The gems of the evening were the (fairly) rare "Jeffery Lee Pierce," which sped along in its full reckless glory, and new tune that seemed to be the type of song the band was born to write. Although they didn't announce the title, it walked the thin line between speakeasy jazz swinger and anarcho-punk calls for smashing everything in sight.
Although in my review of The Anarchy and The Ecstasy I suggested that the band had been somewhat bruised, it seems that a little bruising and shaking up is just what the band needed… and liked.
Openers East Bay Ray and the Killer Smiles (featuring Dead Kennedys guitarist East Bay Ray) played through a number of songs from their debut LP. While the versions were a little more energetic than the studio versions, the audience seemed to get most excited when the band kicked into some classic Dead Kennedys cuts.
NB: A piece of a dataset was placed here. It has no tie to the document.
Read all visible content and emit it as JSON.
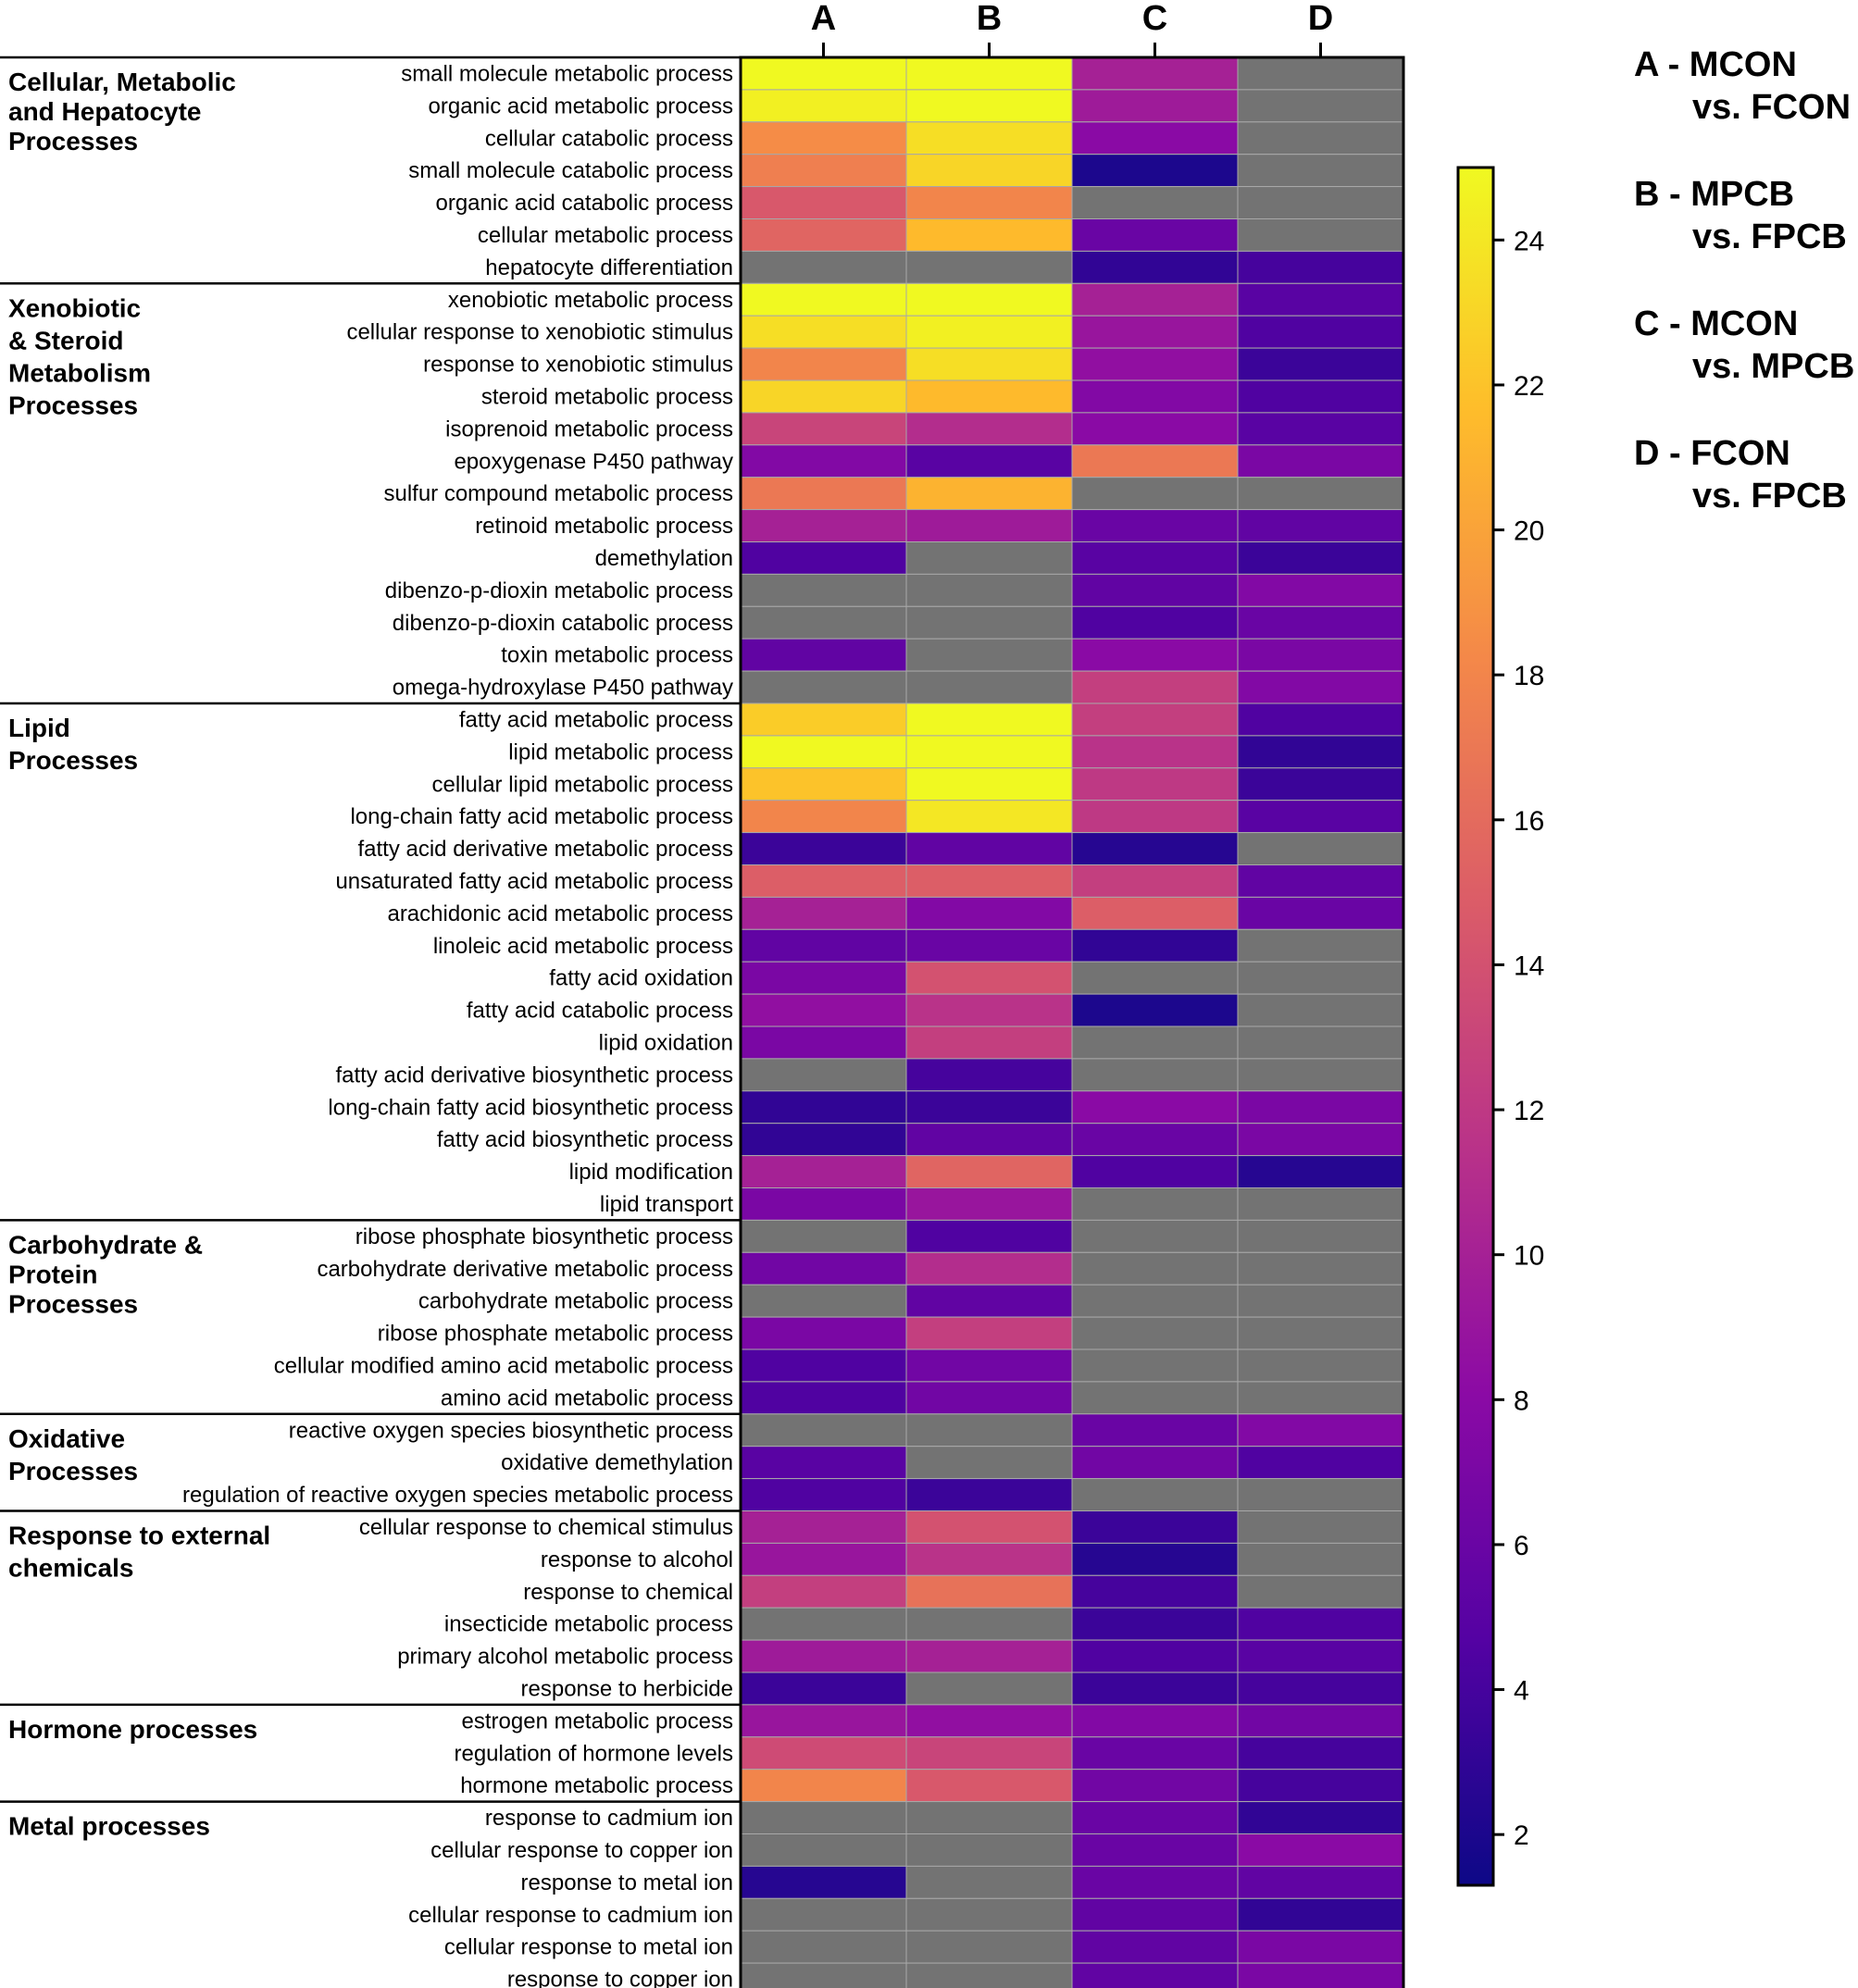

Vocalist Skip McSkipster ably handled the jumping yelp of hallmark tunes "Police Truck," "Too Drunk to Fuck" and "Holiday in Cambodia," but East bay Ray showed that his is as tight as ever on the guitar and really does have a unique style.
[The Adicts also played, but alas, I could not stay for it. Oh, why? Some of us have jobs, son.]
-This time, W/IFS played with East Bay Ray. Last time they were in the bay area, Jello Biafra joined them on stage. Interesting, no?
-There is a fairly direct connection between W/IFS and the Dead Kennedys. Do you know it?
-East Bay Ray is really, really tall.